Summer Student Arts Projects


Credits to Allison Jiang

Groton artists continue to flourish despite the various disruptions Covid-19 has caused, fine-tuning their crafts during a productive summer holiday. (for the print version) To experience the full scope of these projects, visit for a multimedia experience.


Visual Arts


Finding inspiration in nature and society, Groton’s visual artists spent time this summer to nurture their interests via online courses and exciting projects.


Credits to Noemi Iwasaki

In Japan, Noemi Iwasaki ’22 explored natural history illustrations with an online course. 


Her watercolor painting of mushrooms on a log was created spontaneously on one of her daily hikes in the local mountains. Having spent the spring term and summer at home, Noemi focused most of her artistic expression on self-portraits, still life, and her surroundings. Being back home allowed her to reconnect with all the beautiful things in Japan.


Credits to Amy Sharma

Amy Sharma ’23 similarly focused on the natural world, capturing her longtime interest in the evolution of “flying things” with her paleontology art. First conducting thorough research on the subjects of her drawings, her sketch features two recently discovered Pterosaur species. Often seeing double meanings in aspects of science, Amy seeks to connect science and art through her paleo-art. 


Focusing on human nature, Amy Ma ’23 worked on a multimedia social commentary series. One of her projects is a fully-functioning vending machine constructed from cardboard and basic circuitry.
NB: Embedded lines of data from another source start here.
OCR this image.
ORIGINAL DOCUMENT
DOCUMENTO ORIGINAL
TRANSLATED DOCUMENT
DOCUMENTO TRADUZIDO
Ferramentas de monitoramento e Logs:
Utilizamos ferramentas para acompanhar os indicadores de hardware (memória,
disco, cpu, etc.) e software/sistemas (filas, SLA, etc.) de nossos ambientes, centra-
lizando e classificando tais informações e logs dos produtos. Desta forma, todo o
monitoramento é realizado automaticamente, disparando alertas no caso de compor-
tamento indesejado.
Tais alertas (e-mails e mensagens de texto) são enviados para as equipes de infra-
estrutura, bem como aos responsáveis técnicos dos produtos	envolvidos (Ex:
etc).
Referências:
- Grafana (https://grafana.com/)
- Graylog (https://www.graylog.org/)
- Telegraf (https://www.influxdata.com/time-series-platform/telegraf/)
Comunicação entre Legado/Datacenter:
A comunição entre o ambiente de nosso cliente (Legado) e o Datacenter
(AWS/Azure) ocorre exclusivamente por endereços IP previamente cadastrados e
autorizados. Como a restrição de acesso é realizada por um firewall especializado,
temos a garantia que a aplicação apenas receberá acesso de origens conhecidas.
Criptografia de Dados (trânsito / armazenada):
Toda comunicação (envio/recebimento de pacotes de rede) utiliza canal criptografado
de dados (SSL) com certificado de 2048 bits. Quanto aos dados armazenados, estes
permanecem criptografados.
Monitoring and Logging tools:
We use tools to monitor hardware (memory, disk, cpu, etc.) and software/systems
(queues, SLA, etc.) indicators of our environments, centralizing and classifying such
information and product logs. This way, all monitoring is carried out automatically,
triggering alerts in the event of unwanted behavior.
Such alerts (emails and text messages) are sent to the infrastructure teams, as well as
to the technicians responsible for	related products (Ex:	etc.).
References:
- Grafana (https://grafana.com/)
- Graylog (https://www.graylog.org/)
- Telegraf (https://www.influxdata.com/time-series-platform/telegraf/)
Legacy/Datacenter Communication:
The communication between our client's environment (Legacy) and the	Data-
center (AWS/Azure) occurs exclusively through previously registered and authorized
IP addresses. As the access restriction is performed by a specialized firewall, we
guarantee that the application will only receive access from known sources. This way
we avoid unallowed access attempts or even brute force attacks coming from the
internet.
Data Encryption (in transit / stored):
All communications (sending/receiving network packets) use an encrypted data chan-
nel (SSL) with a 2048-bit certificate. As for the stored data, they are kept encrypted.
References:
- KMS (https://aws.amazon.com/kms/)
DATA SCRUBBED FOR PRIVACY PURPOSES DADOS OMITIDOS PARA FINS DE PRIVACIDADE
The machine dispenses booklets on how to make keys; however, in order to access the booklets, users must have a key to operate the machine, representing the paradoxical inequality of the American education system. “Schools always aim to teach us how to make money – but in order to access an education, you need money in the first place,”explained Amy.




As widespread vaccination facilitated the reopening of cities around the world, Groton musicians have used the opportunity to gain precious performance experience and to further their musical interests.


Credits to Allison Jiang

Allison Jiang ’22 pursued her interest in singing this summer at the virtually-hosted A Cappella Academy. She worked in a self-titled group, ROSÉ, that sang a medley of R&B songs by Alicia Keys, Usher, and Ella Mai.  Boo Mash Up — ROSÉ


Meanwhile, Griffin Elliott ’22 spent weekends on the patio of Bailey’s Bar and Grill in Townsend, MA with his keyboard, mic, and tip jar. As a resident singer-songwriter, he played a rotation of crowd pleasers and some of his own musical creations that he continues to write at home. You can listen to his self-recorded album Bitter Crooner at:


Elizabeth Wolfram ’23 found her audience at the Interlochen Center for Arts in Michigan, where she fine-tuned her piano skills. Renowned for its rich summer arts programs, the lakeside camp provided an intensity that yielded significant improvement in her Liszt piece. Frequent Open Mic opportunities also served as a stage for her guitar and voice compositions. Her main project is “Happy,” a song inspired by joyful memories at Groton.


Max Fan ’25 enhanced his piano performance skills by playing biweekly at multiple local senior homes in California. Believing that the appreciation of music is an “ability unique to humanity” that can connect residents of the senior home to the world outside, Max hopes that his music can evoke long-forgotten emotions in his elderly listeners.


With a newfound appreciation for singing due to a lack of choral music in the school year, Ebun Lawore ’24 took time to learn and perfect her craft by herself, focusing on expanding her vocal range and the versatility of her voice. She plans to return to the Circle with fresh postlude and Open Mic performances with Afrika Gaye ’24.